Out of Nature, Natür Therapy, Mot Naturen… Quelle que soit la traduction du titre du film d’Ole Giaever, la nature en question peut s’entendre de deux manières. C’est tout d’abord, bien sûr, celle des majestueux paysages norvégiens, dont la beauté désertique est omniprésente à l’écran. Mais c’est surtout la nature humaine, et ce qu’il en reste une fois que l’on quitte, même momentanément, la civilisation. Martin (joué par le réalisateur lui-même), s’absente juste le temps d’un weekend pour aller courir. Son soudain besoin d’évasion répond à une pression sociale, et son besoin de changer d’air n’est pas qu’à prendre au pied de la lettre. Martin s’habille, Martin fait son sac, ferme la porte, part en courant, et c’est là que le film commence vraiment. Que reste-t-il de la nature de Martin lorsque celui-ci s’éloigne de tout, jusqu’à ne plus penser à rien ? Que reste-t-il de la nature humaine lorsqu’elle quitte toute forme de culture humaine ? Qu’est ce qui nous reste quand on quitte tout ?

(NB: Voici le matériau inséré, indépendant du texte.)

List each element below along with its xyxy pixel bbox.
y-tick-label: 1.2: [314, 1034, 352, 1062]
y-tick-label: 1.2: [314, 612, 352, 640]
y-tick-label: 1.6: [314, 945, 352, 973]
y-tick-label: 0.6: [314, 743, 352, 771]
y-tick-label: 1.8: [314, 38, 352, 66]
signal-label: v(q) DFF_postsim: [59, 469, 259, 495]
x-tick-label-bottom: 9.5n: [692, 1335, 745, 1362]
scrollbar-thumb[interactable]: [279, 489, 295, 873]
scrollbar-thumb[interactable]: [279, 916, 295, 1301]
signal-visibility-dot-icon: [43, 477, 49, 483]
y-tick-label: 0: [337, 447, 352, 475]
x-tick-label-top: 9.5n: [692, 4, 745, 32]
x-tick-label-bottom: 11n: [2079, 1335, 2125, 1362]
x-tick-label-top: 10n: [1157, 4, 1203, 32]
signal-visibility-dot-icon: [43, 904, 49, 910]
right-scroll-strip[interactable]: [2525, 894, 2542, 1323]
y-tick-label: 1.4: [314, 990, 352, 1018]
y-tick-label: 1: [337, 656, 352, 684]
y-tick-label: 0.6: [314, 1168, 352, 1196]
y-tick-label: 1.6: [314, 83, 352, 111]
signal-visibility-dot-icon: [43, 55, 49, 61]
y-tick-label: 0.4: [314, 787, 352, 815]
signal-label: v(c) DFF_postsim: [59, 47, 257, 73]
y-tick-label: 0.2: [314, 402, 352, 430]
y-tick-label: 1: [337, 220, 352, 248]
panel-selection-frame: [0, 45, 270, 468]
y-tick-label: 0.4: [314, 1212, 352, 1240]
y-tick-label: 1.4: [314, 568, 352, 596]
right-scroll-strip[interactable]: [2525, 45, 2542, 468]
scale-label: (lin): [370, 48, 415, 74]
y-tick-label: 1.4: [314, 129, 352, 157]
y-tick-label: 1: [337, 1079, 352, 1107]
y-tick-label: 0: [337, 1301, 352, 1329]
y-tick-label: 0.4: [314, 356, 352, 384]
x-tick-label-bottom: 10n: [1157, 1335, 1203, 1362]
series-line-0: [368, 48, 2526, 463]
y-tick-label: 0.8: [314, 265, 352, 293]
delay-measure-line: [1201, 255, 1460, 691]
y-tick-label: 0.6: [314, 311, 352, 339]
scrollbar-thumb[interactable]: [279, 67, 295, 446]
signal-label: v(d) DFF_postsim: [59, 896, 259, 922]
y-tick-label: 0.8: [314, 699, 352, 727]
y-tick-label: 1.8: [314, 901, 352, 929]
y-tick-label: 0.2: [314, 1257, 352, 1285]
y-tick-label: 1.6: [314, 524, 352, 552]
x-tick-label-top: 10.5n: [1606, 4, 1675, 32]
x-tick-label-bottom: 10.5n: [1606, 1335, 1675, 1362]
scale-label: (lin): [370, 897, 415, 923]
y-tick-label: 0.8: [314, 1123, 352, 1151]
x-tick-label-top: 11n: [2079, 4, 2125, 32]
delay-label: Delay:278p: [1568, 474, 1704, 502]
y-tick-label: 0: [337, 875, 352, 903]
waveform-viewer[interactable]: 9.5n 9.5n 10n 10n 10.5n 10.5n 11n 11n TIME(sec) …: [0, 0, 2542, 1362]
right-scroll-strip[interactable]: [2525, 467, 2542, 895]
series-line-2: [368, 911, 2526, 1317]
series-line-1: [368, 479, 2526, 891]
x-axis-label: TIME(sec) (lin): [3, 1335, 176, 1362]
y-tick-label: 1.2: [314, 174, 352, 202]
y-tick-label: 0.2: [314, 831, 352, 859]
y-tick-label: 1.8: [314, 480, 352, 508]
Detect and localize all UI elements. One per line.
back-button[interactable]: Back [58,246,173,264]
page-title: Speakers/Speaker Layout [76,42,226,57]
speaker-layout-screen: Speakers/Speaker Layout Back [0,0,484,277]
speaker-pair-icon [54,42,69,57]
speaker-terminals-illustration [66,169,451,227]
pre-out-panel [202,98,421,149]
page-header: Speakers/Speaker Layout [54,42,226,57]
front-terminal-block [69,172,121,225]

De par la solitude du protagoniste face aux éléments et ses propres pensées, il y a très peu de dialogues dans Natür Therapy, et tant mieux. Mais il y a en revanche beaucoup de voix off. Trop sans doute, jusqu’à parfois manquer de noyer l’ensemble. Pourtant, ce courant de conscience à voix haute n’est pourtant pas anodin. Son débit correspond à l’incapacité de Martin à se laisser aller, à ne pas analyser et même à oublier ce qu’il laisse derrière lui. Sous ses airs de metrosexuel scandinave, Martin cache en effet une nature âpre, inapte à s’épanouir dans la communauté comme dans la solitude. Il y a en effet quelque chose de très cru dans ce personnage, et cela s’exprime tantôt de façon drôle (comme dans une scène de masturbation bucolique), tantôt de façon plus violente (pour parler de sexe, ses mots sont crus, ses idées aussi). Cela ne se remarque pas tout de suite et pourtant cela finit par crever l’écran : Martin n’est pas forcément quelqu’un de facilement aimable, voilà qui donne un relief inattendu à un film lui-même faussement lisse. En effet, le voyage qui commence de manière exaltée et décalée dévoile progressivement une vraie amertume, jusqu’à un dénouement à l’ambigüité remarquable.